Launch a company in a jurisdiction that allows issuing utility tokens (not
USA)

Then get them listed on an exchange or sell them

Use the money to build the stuff

Also pay people in the tokens themselves

The latter thing can be done legally with equity in the USA. Look up the book
“Slicing Pie”

My #1 advice to first time entrepreneurs is DONT BE AFRAID TO DILUTE YOUR
EQUITY ENOUGH TO GET THE BEST PEOPLE ON BOARD AND MOTIVATED TO TAKE INITIATIVE
EVERY DAY/WEEK TO HELP YOU.

------
chrisco255
Ideas are only worth slightly more than zero. You need to prove out your
hypothesis (that the market even values your idea, or the execution of your
idea) first, before you go to investors...generally. The only way around that
(usually) is that you have such a reputation of success that people are
willing to take a chance on your unproven idea.

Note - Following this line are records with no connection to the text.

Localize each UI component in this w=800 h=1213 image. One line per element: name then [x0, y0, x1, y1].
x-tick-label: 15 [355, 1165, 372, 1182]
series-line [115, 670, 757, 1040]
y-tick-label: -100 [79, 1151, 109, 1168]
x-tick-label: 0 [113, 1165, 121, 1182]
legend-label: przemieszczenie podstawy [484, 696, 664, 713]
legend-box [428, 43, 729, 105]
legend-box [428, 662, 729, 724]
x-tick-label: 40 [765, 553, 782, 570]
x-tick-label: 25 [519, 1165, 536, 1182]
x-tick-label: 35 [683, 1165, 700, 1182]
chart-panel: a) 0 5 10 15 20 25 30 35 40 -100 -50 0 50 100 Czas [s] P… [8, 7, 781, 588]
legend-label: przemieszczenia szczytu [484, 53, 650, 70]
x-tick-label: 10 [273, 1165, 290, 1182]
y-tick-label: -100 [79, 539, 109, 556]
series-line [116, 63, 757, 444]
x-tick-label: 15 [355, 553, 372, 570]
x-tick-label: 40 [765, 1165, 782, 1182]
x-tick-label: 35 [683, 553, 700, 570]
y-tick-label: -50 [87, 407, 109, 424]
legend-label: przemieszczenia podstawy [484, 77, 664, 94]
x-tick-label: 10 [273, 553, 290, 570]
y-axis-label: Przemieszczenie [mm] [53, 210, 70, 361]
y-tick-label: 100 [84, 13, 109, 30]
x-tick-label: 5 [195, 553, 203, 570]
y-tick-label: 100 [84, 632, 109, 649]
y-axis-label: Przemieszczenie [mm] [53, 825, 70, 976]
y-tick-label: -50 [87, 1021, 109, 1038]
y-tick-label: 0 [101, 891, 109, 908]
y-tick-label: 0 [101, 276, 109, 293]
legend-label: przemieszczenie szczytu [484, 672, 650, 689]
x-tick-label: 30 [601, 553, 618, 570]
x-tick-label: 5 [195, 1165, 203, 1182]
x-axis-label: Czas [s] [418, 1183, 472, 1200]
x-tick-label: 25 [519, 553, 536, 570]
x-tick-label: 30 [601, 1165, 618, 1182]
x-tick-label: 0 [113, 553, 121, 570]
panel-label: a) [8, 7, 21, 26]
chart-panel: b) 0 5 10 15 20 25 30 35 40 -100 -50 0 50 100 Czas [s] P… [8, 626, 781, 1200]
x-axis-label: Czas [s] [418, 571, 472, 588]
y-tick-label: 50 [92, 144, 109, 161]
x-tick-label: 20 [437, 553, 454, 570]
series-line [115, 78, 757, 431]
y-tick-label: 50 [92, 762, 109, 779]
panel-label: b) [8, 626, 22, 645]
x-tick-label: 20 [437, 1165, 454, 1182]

But it doesn't take a runaway success of a product, to be able to raise money.
You can build a prototype, get sign ups with a landing page, use crowdfunding
to raise funds and pre-sell a physical product, etc. Or if it's a SaaS
product, even as few as a dozen customers and a strong target market can be
enough to go raise money through angels/accelerators in Silicon Valley or
other tech hubs.

------
hluska
I'm not trying to be argumentative, but I would work on building a vast
personal network. As you go from idea to product to business, you'll reach
many points where you need a network, or at least the skills to go out, meet
someone and get them to help you. I'd start building those skills and a
network while I'm fundraising.

------
dnautics
My approach:

Build a personal network. I went to work for a startup, and delivered
engineering goals on time. Now the CEO thinks I'm the only competent developer
on staff. Will let you know how it goes.

------
danieltillett
It is not a revolutionary idea unless you can fund it, it is just another
worthless idea.